Americans consume roughly one billion pounds of shrimp a year. No wonder we love them so much. They are low in calories and a very good source of protein, which helps with appetite control. Shrimp are also an excellent source of vitamin B12 which may support proper nerve function and selenium that may prevent cell damage. The protein-richness of this shellfish is one reason why it is relied on upon in so many different culinary traditions.
In honor of Lent, try using shrimp as an alternate protein source in your favorite dishes. Add shrimp to pasta, throw on a pizza, use in tacos or toss them in a salad. Not only is shrimp easy to incorporate into any dish, but it cooks up fast. When cooking raw shrimp, cook them quickly to preserve their sweet, delicate flavor. Most shrimp cook in as little as three minutes. When they are pink, they are done.
When looking at a bag of shrimp, raw or pre-cooked, have you ever found yourself wondering what does 21-30 count or 41-60 count mean? The count per pound refers to the number of shrimp in one pound and is the most common method used to size shrimp. So, 21-30 means there are roughly 21-30 shrimp in one pound. A three-ounce portion of shrimp provides 84 calories, 18 grams of protein and 1 gram of fat, along with many vitamins and minerals.
With such versatility and rich nutrition, you can feel great when making meals with shrimp this Lenten season. Recipes like those below are sure to be a success.
Lemon-Garlic Shrimp and Vegetables
All you need:
- 4 tsp Hy-Vee Select extra-virgin olive oil, divided
- 2 large red bell peppers, diced
- 2 pounds asparagus, trimmed and cut into 1-inch lengths
- 2 tsp freshly grated lemon zest
- 1/2 tsp salt, divided
- 5 cloves garlic, minced
- 1 pound raw shrimp (26-30 per pound), peeled and deveined
- 1 cup reduced-sodium chicken broth
- 1 tsp cornstarch
- 2 tbsp Hy-Vee lemon juice
- 2 tbsp chopped fresh parsley
All you do:
- Heat 2 teaspoons oil in a large nonstick skillet over medium-high heat. Add bell peppers, asparagus, lemon zest and 1/4 teaspoon salt and cook, stirring occasionally, until just beginning to soften, about 6 minutes. Transfer the vegetables to a bowl; cover to keep warm.

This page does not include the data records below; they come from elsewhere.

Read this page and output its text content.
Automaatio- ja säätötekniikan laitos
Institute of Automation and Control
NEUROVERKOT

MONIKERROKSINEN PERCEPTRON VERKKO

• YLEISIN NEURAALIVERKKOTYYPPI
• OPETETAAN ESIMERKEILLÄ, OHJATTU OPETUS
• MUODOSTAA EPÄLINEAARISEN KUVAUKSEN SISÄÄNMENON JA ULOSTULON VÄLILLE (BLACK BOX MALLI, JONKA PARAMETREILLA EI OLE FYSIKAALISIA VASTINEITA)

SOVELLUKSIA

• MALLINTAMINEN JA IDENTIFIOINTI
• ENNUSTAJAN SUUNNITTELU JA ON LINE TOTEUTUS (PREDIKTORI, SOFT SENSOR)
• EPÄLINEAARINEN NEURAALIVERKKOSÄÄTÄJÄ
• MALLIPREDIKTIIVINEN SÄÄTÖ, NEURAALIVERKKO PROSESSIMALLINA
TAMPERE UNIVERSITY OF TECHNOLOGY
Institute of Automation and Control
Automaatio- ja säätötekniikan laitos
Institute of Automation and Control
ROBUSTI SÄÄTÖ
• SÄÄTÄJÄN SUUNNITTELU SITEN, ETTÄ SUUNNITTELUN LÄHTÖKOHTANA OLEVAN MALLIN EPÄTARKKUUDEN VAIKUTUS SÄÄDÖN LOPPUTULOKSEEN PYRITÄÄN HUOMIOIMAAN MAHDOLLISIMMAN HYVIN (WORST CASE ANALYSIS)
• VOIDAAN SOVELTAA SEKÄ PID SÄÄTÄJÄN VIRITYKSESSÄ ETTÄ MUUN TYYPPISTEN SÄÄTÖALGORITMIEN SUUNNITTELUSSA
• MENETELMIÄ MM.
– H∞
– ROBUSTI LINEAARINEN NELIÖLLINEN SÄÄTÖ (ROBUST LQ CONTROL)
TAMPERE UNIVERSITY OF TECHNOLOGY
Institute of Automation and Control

- Add the remaining 2 teaspoons oil and garlic to the pan and cook, stirring, until fragrant, about 30 seconds. Add shrimp and cook, stirring, for 1 minute. Whisk broth and cornstarch in a small bowl until smooth and add to the pan along with the remaining 1/4 teaspoon salt. Cook, stirring, until the sauce has thickened slightly and the shrimp are pink and just cooked through, about 2 minutes more. Remove from the heat. Stir in lemon juice and parsley. Serve the shrimp and sauce over the vegetables.
Nutrition facts per serving: 227 calories, 7g fat, 1g saturated fat, 173mg cholesterol, 618mg sodium, 14g carbohydrate, 4g fiber, 28g protein.
Daily values: 210% vitamin C, 80% vitamin A, 25% iron.
Source: adapted from Eating Well, Inc.
Shrimp Guacamole Appetizer
All you need:
- 2 avocados
- 1 (4.5 oz) package Frontera original guacamole mix
- 1 (5.25 oz) box Melba whole grain snacks
- 1/2 to 3/4 pound (16-20 count) cooked shrimp, halved lengthwise
- 1 tbsp chopped fresh rosemary, divided
All you do:
- Prepare guacamole according to package directions.
- Spoon a small amount of guacamole onto each of 24 Melba snack crackers. Top each with a halved-lengthwise shrimp.
- Sprinkle with chopped rosemary.
Source: adapted from Rachael Ray Magazine, November 2014
This information is not intended as medical advice. Please consult a medical professional for individual advice.